BBK Jahresausstellung 2022 // Künstler*innen

Tomma Köhler

tomma-koehler.de

geb. 1992 in Sulingen

2013 – 2020 Prof. Andere Korpys und Prof. Markus Löffler, Klasse Raum und Körperkonzept an der Hochschule für Künste Bremen 

2018 – 2020 Prof. Asli Serbest, Klasse für Temporäre Bauten (Temporär Spaces Collective) an der Hochschule für Künste Bremen

2020 – 2021 Meisterschülerin von Prof. Andree Korpys und Prof. Markus Löffler an der Hochschule für Künste Bremen

Gewaltig, 2022, Video-Loop, Ausstellungsansicht
Gewaltig, 2022, Video-Loop, Stills
Gewaltig, 2022, Video-Loop, Stills

Gewaltig, 2022, Video-Loop, Stills

Tomma Köhler hat sich nicht mit einer abgeschlossenen Arbeit beworben, sondern mit einem Arbeitsvorhaben mit einem Video-Loop als Ergebnis. Ausgehend von ihren letzten Arbeiten, die sich an der Grenze zwischen Skulptur und Maske bewegen, hat Tomma Köhler ihre Arbeitsweise weiter entwickelt und stellt die Interaktion mit einem gewaltigen Körper, der viel größer ist als sie selbst, in den Mittelpunkt. In Zusammenarbeit mit einem Gewandmeister schuf sie ein hinreißendes Objekt, ca. 1,70 x 9 x 1,50 Meter groß und 120 kg schwer. Es war ein Riesenaufwand, dieses Teil für einen Video-Loop zu bauen und ist bislang die größte Vorbereitungsarbeit von Tomma Köhler für einen Film. Das Körperwesen hat keine Hautfarbe, um eine Rasse, keine rosa oder blaue Farbe, um ein Geschlecht zu imitieren. Tomma Köhler möchte nicht rassistisch sein, keine Hautfarbe ignorieren. Kein Geschlecht, kein Gender soll zu erkennen sein, das lila Wesen steht für Queerness.

Als Ort des Geschehens wurde das Hallenbad in ihrem Heimatort Sulingen ausgewählt. Anfangs hätte sich Tomma Köhler gut vorstellen können, an einem anderen, ihr nicht so gut bekanntem Ort zu arbeiten, aber jetzt hat sie sich gewissermaßen auf eine Reise in ihre eigene Kindheit und Jugend gemacht und hat sich einen Raum angeeignet, der viel mit Angst und Unsicherheiten besetzt war. Denn besonders in der Jugend ist das eigene Körpergefühlt oftmals mit Unwohlsein verbunden.

Dieses Schwimmbad als Bühne ist für Tomma Köhler ein perfekter Ort für ihre künstlerische Auseinandersetzung mit Körper, Skulptur, Objekt und Performance.
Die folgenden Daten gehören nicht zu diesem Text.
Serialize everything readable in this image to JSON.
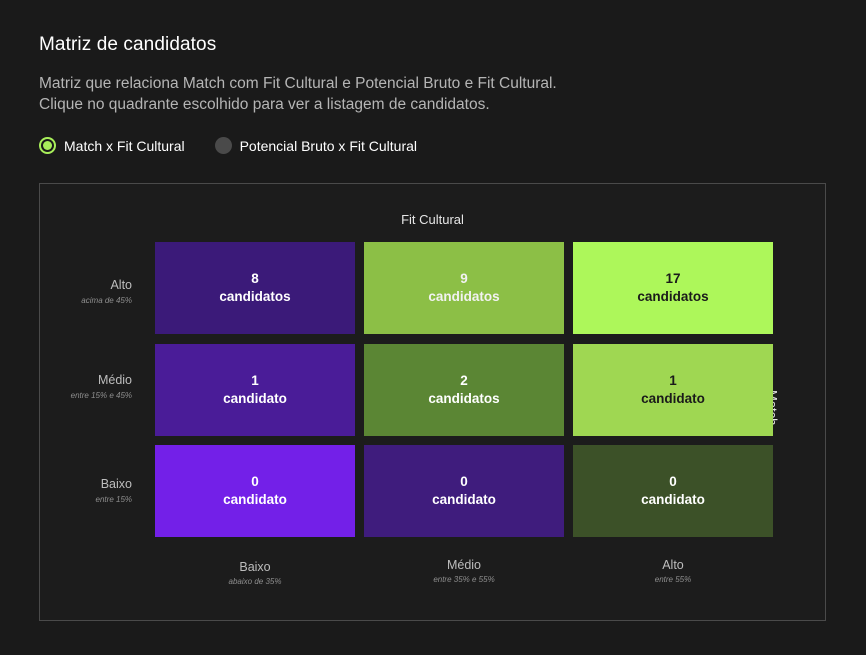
{
  "header": {
    "title": "Matriz de candidatos",
    "description_line1": "Matriz que relaciona Match com Fit Cultural e Potencial Bruto e Fit Cultural.",
    "description_line2": "Clique no quadrante escolhido para ver a listagem de candidatos."
  },
  "radios": [
    {
      "label": "Match x Fit Cultural",
      "selected": true
    },
    {
      "label": "Potencial Bruto x Fit Cultural",
      "selected": false
    }
  ],
  "matrix": {
    "column_axis_title": "Fit Cultural",
    "row_axis_title": "Match",
    "rows": [
      {
        "label": "Alto",
        "sublabel": "acima de 45%"
      },
      {
        "label": "Médio",
        "sublabel": "entre 15% e 45%"
      },
      {
        "label": "Baixo",
        "sublabel": "entre 15%"
      }
    ],
    "columns": [
      {
        "label": "Baixo",
        "sublabel": "abaixo de 35%"
      },
      {
        "label": "Médio",
        "sublabel": "entre 35% e 55%"
      },
      {
        "label": "Alto",
        "sublabel": "entre 55%"
      }
    ],
    "cells": [
      [
        {
          "count": "8",
          "unit": "candidatos",
          "bg": "#3b1a79",
          "fg": "#ffffff"
        },
        {
          "count": "9",
          "unit": "candidatos",
          "bg": "#8cbf46",
          "fg": "#f2f2f2"
        },
        {
          "count": "17",
          "unit": "candidatos",
          "bg": "#adf75a",
          "fg": "#1a1a1a"
        }
      ],
      [
        {
          "count": "1",
          "unit": "candidato",
          "bg": "#4a1c98",
          "fg": "#ffffff"
        },
        {
          "count": "2",
          "unit": "candidatos",
          "bg": "#5b8634",
          "fg": "#ffffff"
        },
        {
          "count": "1",
          "unit": "candidato",
          "bg": "#9fd752",
          "fg": "#1a1a1a"
        }
      ],
      [
        {
          "count": "0",
          "unit": "candidato",
          "bg": "#7320e8",
          "fg": "#ffffff"
        },
        {
          "count": "0",
          "unit": "candidato",
          "bg": "#3f1c7d",
          "fg": "#ffffff"
        },
        {
          "count": "0",
          "unit": "candidato",
          "bg": "#3c5128",
          "fg": "#ffffff"
        }
      ]
    ]
  }
}
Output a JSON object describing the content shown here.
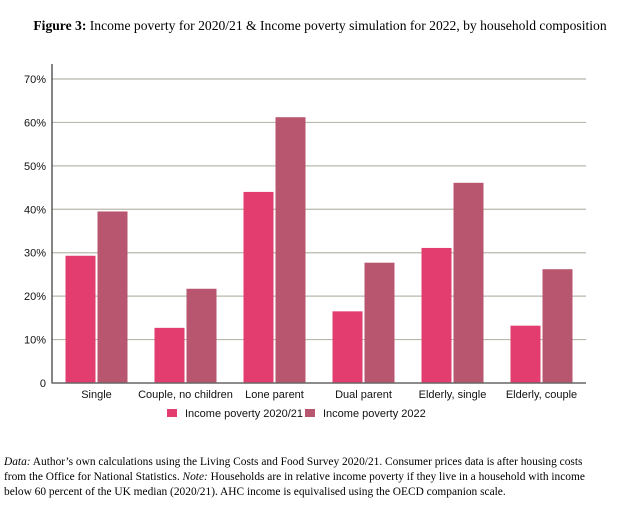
{
  "figure": {
    "label": "Figure 3:",
    "title": "Income poverty for 2020/21 & Income poverty simulation for 2022, by household composition"
  },
  "chart_data": {
    "type": "bar",
    "title": "Income poverty for 2020/21 & Income poverty simulation for 2022, by household composition",
    "xlabel": "",
    "ylabel": "",
    "categories": [
      "Single",
      "Couple, no children",
      "Lone parent",
      "Dual parent",
      "Elderly, single",
      "Elderly, couple"
    ],
    "series": [
      {
        "name": "Income poverty 2020/21",
        "color": "#e23d6e",
        "values": [
          29.3,
          12.7,
          44.0,
          16.5,
          31.1,
          13.2
        ]
      },
      {
        "name": "Income poverty 2022",
        "color": "#b9566f",
        "values": [
          39.5,
          21.7,
          61.2,
          27.7,
          46.1,
          26.2
        ]
      }
    ],
    "ylim": [
      0,
      70
    ],
    "yticks": [
      0,
      10,
      20,
      30,
      40,
      50,
      60,
      70
    ],
    "ytick_labels": [
      "0",
      "10%",
      "20%",
      "30%",
      "40%",
      "50%",
      "60%",
      "70%"
    ],
    "unit": "%",
    "grid": true,
    "gridline_color": "#b8b8ac",
    "legend_position": "bottom-center"
  },
  "caption": {
    "data_label": "Data:",
    "data_text": " Author’s own calculations using the Living Costs and Food Survey 2020/21. Consumer prices data is after housing costs",
    "line2_text": "from the Office for National Statistics. ",
    "note_label": "Note:",
    "note_text": " Households are in relative income poverty if they live in a household with income",
    "line3_text": "below 60 percent of the UK median (2020/21). AHC income is equivalised using the OECD companion scale."
  }
}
Sie arbeitet im Spannungsfeld von Unsicherheit, Nacktheit, Verletzlichkeit, Stolz und Mut. Der große Körper wird performativ erkundet, befühlt, geliebt, umarmt, bespielt. Wie eine Erstickende windet sie sich unter dem Objekt heraus, erklettert das Wesen, zwängt sich in die Dellen und Mulden, schiebt sich darunter hervor, ruht sich auf ihm aus, schmiegt sich an, kuschelt mit ihm, lässt sich vom Rücken herunterfallen, versucht sich zu verstecken, sucht vielleicht nach Nahrung.

Der Film ist gekennzeichnet durch langsame Kamerafahrten über das Objekt, zeigt Tomma Köhlers Interaktion mit ihm, es werden Einzelbilder dazu geschnitten, Eindrücke von Architektur und andere Detailaufnahmen. Weiterhin wird der Film durch Untertitel strukturiert, der erste Teil berichtet von einem Traum, der zweite von konkreten Erinnerungen.
„Ein wiederkehrender Traum, etwas Großes, das sich um etwas Kleines herumdreht, es umschlingt… es zieht im Bauch und kribbelt in der Brust
Fühlen, anfassen, aufwachen…“
Und die Erinnerung: „Es riecht nach Chlor und etwas Urin, wenn ich mich auf die Bank in der Umkleidekabine stelle, es passt immer nur ein Teil meines Körpers in den kleinen quadratischen Spiegel“. Gedanken aus der Umkleidekabine: ist der Bauch auch flach genug? Body Positivity: die unrealistischen und diskriminierenden Schönheitsideale unserer Zeit verändern sich: jeder Körper ist auf seine Weise anders und richtig – egal ob er dünner oder dicker ist.